Conventional wireless transmitters generally include a mix of digital and analog components. Typically, a digital baseband modulates the signal into a passband for analog amplification and transmission. To achieve a desired level of performance, it is often necessary to adjust the power at which the signal is transmitted. Although increasing signal power can improve reception, maximizing power is not always desirable. For example, Federal Communications Commission (FCC) regulations cap permissible transmit powers. Further, in Bluetooth applications, error vector magnitude (EVM) and adjacent channel power (ACP) metrics can be degraded when transmit power is too great. One technique for controlling the signal transmission power is to provide a gain table that correlates transmission power with the parameters necessary to control the amplifier and related analog components. Thus, once a desired transmit power is determined, the baseband will lookup the appropriate parameters from the gain table and apply them to the transmitter.
As one of skill in the art will recognize, the behavior of analog components varies depending upon environmental conditions, such as temperature. If these variations are too great, the signal will not be transmitted at the desired power and performance of the system will suffer.
One method for compensating for variations in analog performance is to use an external power detector to monitor the transmitted signal power. By comparing the difference between the measured transmit power from the external power detector and the desired power, the baseband can adjust its access to the gain table to drive transmitted power closer to the desired power. Such methods are generally known as closed loop power control.
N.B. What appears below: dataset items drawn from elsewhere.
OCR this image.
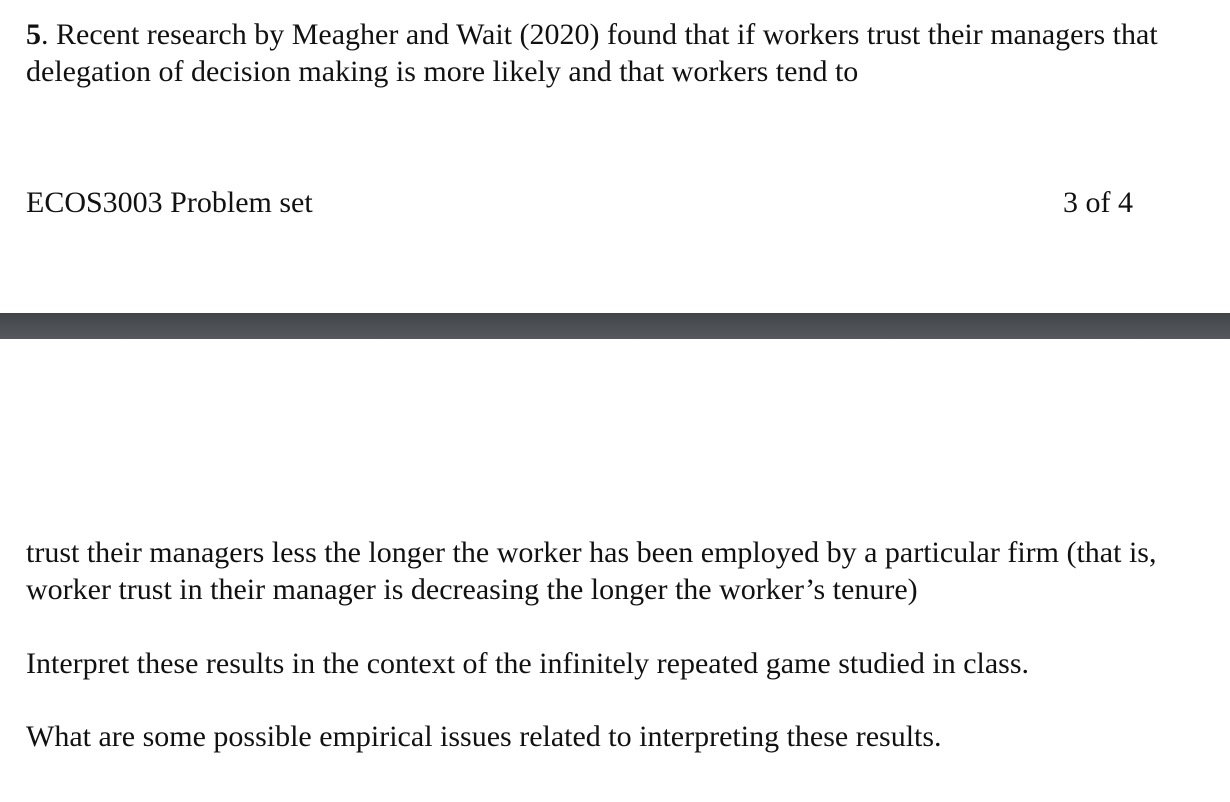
5. Recent research by Meagher and Wait (2020) found that if workers trust their managers that delegation of decision making is more likely and that workers tend to

ECOS3003 Problem set	3 of 4

trust their managers less the longer the worker has been employed by a particular firm (that is, worker trust in their manager is decreasing the longer the worker’s tenure)

Interpret these results in the context of the infinitely repeated game studied in class.

What are some possible empirical issues related to interpreting these results.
Despite the advantages of providing direct information about the transmitted power, the necessity of supplying an external power detector adds to the cost and complexity of the hardware. Indeed, the costs associated with wireless integrated circuits have decreased to the point at which the external power detector represents a significant fraction of the expense. Further, the addition of the parameters associated with the difference between measured power and desired power increases the size of the gain table significantly, requiring greater onboard memory and slowing access to the table.
Accordingly, what has been needed is a system and method for controlling transmit power in communication systems that avoids the need for an external power detector. Similarly, there is a need for a system and method of controlling transmit power that compensates for environmental variations, such as temperature, to produce a transmit signal at a desired power level. This disclosure is directed to these and other needs.